As HSBC points out, India has been among Asia’s standout markets in recent years, with the FTSE India rising 15.2% in 2023 so far, in dollar terms, compared to the FTSE AxJ rising 0.4%.
The key risk on the horizon, according to strategists at HSBC, is a fractured mandate following the general elections; the markets could be volatile ahead of the polls.
JPMorgan remains overweight structurally on India citing prominently high visibility of growth over the next few years as a key driver for the markets. It also highlights the virtuous cycle of investor participation, deepening and broadening liquidity and capital issuance in the financial markets as factor that could support the strong (and unparalleled) track record of risk-adjusted returns.
“Besides structural promise, near-term factors we believe will drive the markets higher are robust activity data, impressive corporate earnings, easing oil prices, strong domestic flows, and recently light positioning by foreign investors. These developments should continue to support a combination of elevated valuations and low volatility,” the brokerage noted.
Although there are concerns valuations might be stretched, experts believe this is restricted to some pockets. Nilesh Shah, MD and CEO of Kotak Mahindra AMC concedes there is some in certain pockets but points out cash is waiting on the sidelines. “Unlike the rally of 1991/92, or 2000, this is not purely a euphoric rally. Over the last few months, some people have been circumspect about taking positions, and are waiting for a fall before investing,” Shah observed.
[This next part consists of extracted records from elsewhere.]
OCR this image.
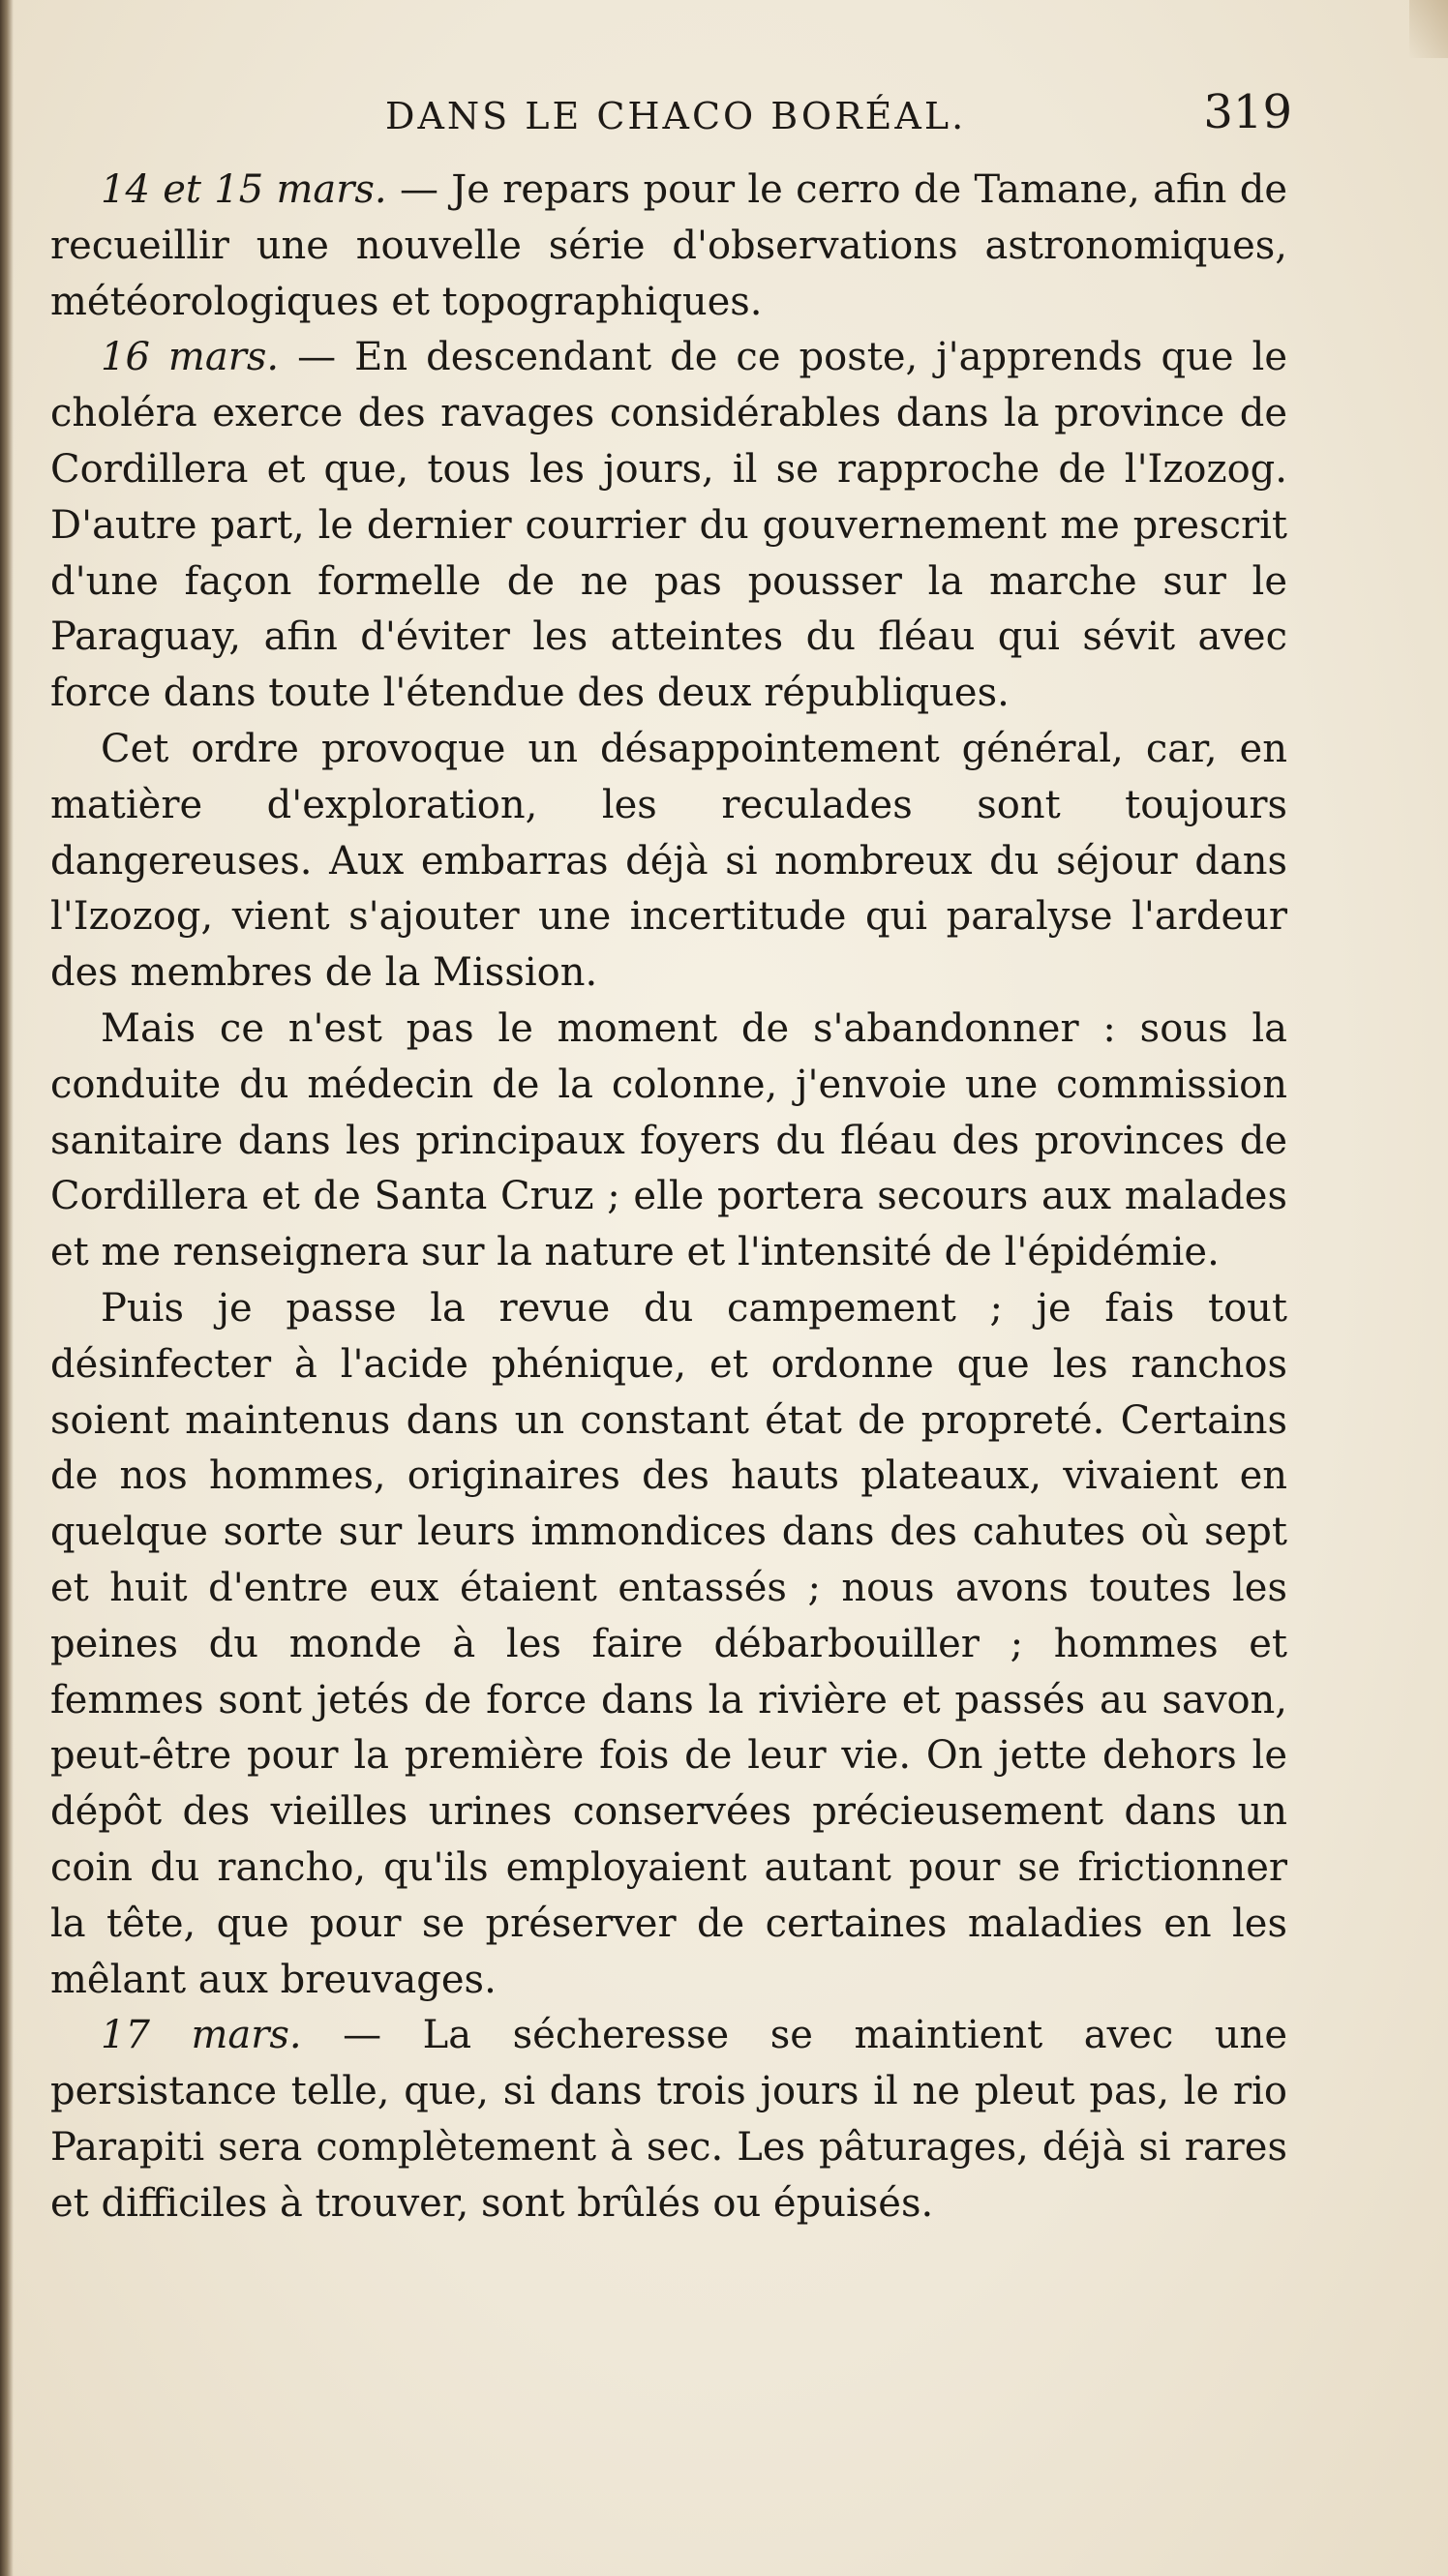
DANS LE CHACO BORÉAL.	319

14 et 15 mars. — Je repars pour le cerro de Tamane, afin de recueillir une nouvelle série d'observations astronomiques, météorologiques et topographiques.

16 mars. — En descendant de ce poste, j'apprends que le choléra exerce des ravages considérables dans la province de Cordillera et que, tous les jours, il se rapproche de l'Izozog. D'autre part, le dernier courrier du gouvernement me prescrit d'une façon formelle de ne pas pousser la marche sur le Paraguay, afin d'éviter les atteintes du fléau qui sévit avec force dans toute l'étendue des deux républiques.

Cet ordre provoque un désappointement général, car, en matière d'exploration, les reculades sont toujours dangereuses. Aux embarras déjà si nombreux du séjour dans l'Izozog, vient s'ajouter une incertitude qui paralyse l'ardeur des membres de la Mission.

Mais ce n'est pas le moment de s'abandonner : sous la conduite du médecin de la colonne, j'envoie une commission sanitaire dans les principaux foyers du fléau des provinces de Cordillera et de Santa Cruz ; elle portera secours aux malades et me renseignera sur la nature et l'intensité de l'épidémie.

Puis je passe la revue du campement ; je fais tout désinfecter à l'acide phénique, et ordonne que les ranchos soient maintenus dans un constant état de propreté. Certains de nos hommes, originaires des hauts plateaux, vivaient en quelque sorte sur leurs immondices dans des cahutes où sept et huit d'entre eux étaient entassés ; nous avons toutes les peines du monde à les faire débarbouiller ; hommes et femmes sont jetés de force dans la rivière et passés au savon, peut-être pour la première fois de leur vie. On jette dehors le dépôt des vieilles urines conservées précieusement dans un coin du rancho, qu'ils employaient autant pour se frictionner la tête, que pour se préserver de certaines maladies en les mêlant aux breuvages.

17 mars. — La sécheresse se maintient avec une persistance telle, que, si dans trois jours il ne pleut pas, le rio Parapiti sera complètement à sec. Les pâturages, déjà si rares et difficiles à trouver, sont brûlés ou épuisés.
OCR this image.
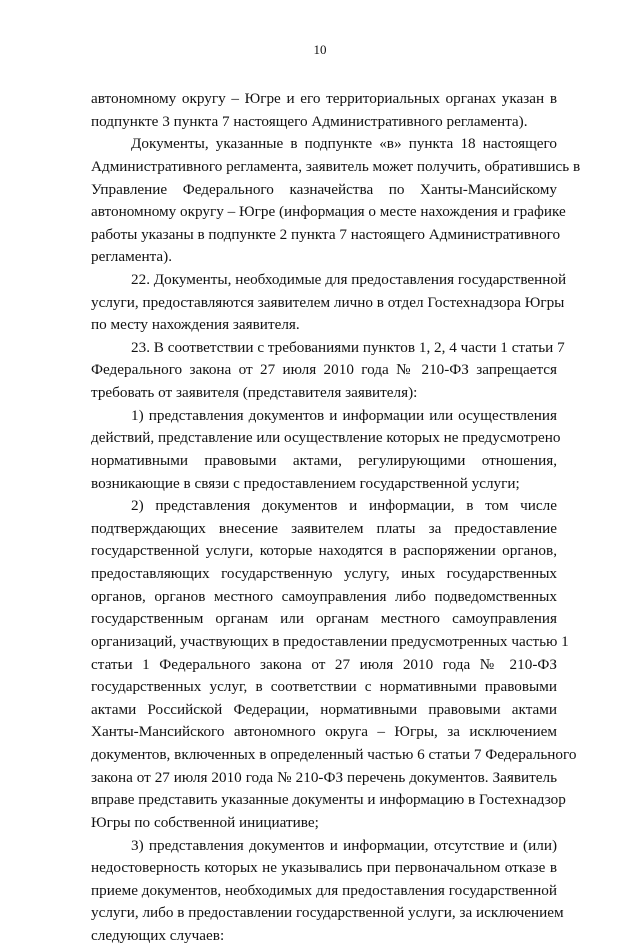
10
автономному округу – Югре и его территориальных органах указан в
подпункте 3 пункта 7 настоящего Административного регламента).
Документы, указанные в подпункте «в» пункта 18 настоящего
Административного регламента, заявитель может получить, обратившись в
Управление Федерального казначейства по Ханты-Мансийскому
автономному округу – Югре (информация о месте нахождения и графике
работы указаны в подпункте 2 пункта 7 настоящего Административного
регламента).
22. Документы, необходимые для предоставления государственной
услуги, предоставляются заявителем лично в отдел Гостехнадзора Югры
по месту нахождения заявителя.
23. В соответствии с требованиями пунктов 1, 2, 4 части 1 статьи 7
Федерального закона от 27 июля 2010 года № 210-ФЗ запрещается
требовать от заявителя (представителя заявителя):
1) представления документов и информации или осуществления
действий, представление или осуществление которых не предусмотрено
нормативными правовыми актами, регулирующими отношения,
возникающие в связи с предоставлением государственной услуги;
2) представления документов и информации, в том числе
подтверждающих внесение заявителем платы за предоставление
государственной услуги, которые находятся в распоряжении органов,
предоставляющих государственную услугу, иных государственных
органов, органов местного самоуправления либо подведомственных
государственным органам или органам местного самоуправления
организаций, участвующих в предоставлении предусмотренных частью 1
статьи 1 Федерального закона от 27 июля 2010 года № 210-ФЗ
государственных услуг, в соответствии с нормативными правовыми
актами Российской Федерации, нормативными правовыми актами
Ханты-Мансийского автономного округа – Югры, за исключением
документов, включенных в определенный частью 6 статьи 7 Федерального
закона от 27 июля 2010 года № 210-ФЗ перечень документов. Заявитель
вправе представить указанные документы и информацию в Гостехнадзор
Югры по собственной инициативе;
3) представления документов и информации, отсутствие и (или)
недостоверность которых не указывались при первоначальном отказе в
приеме документов, необходимых для предоставления государственной
услуги, либо в предоставлении государственной услуги, за исключением
следующих случаев:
Ramdeo Agrawal, chairman, Motilal Oswal Financial Services, has said the 133 million demat accounts are a sign of strong retail participation. Domestic investors, he said had been consistent investors though FPIs had been unpredictable.
HSBC strategists noted liquidity had doubled since the pandemic and primary market activity too had been strong at $100 bn since 2020. The breadth and depth of the market had improved, they said adding there had been a sharp jump in domestic participation.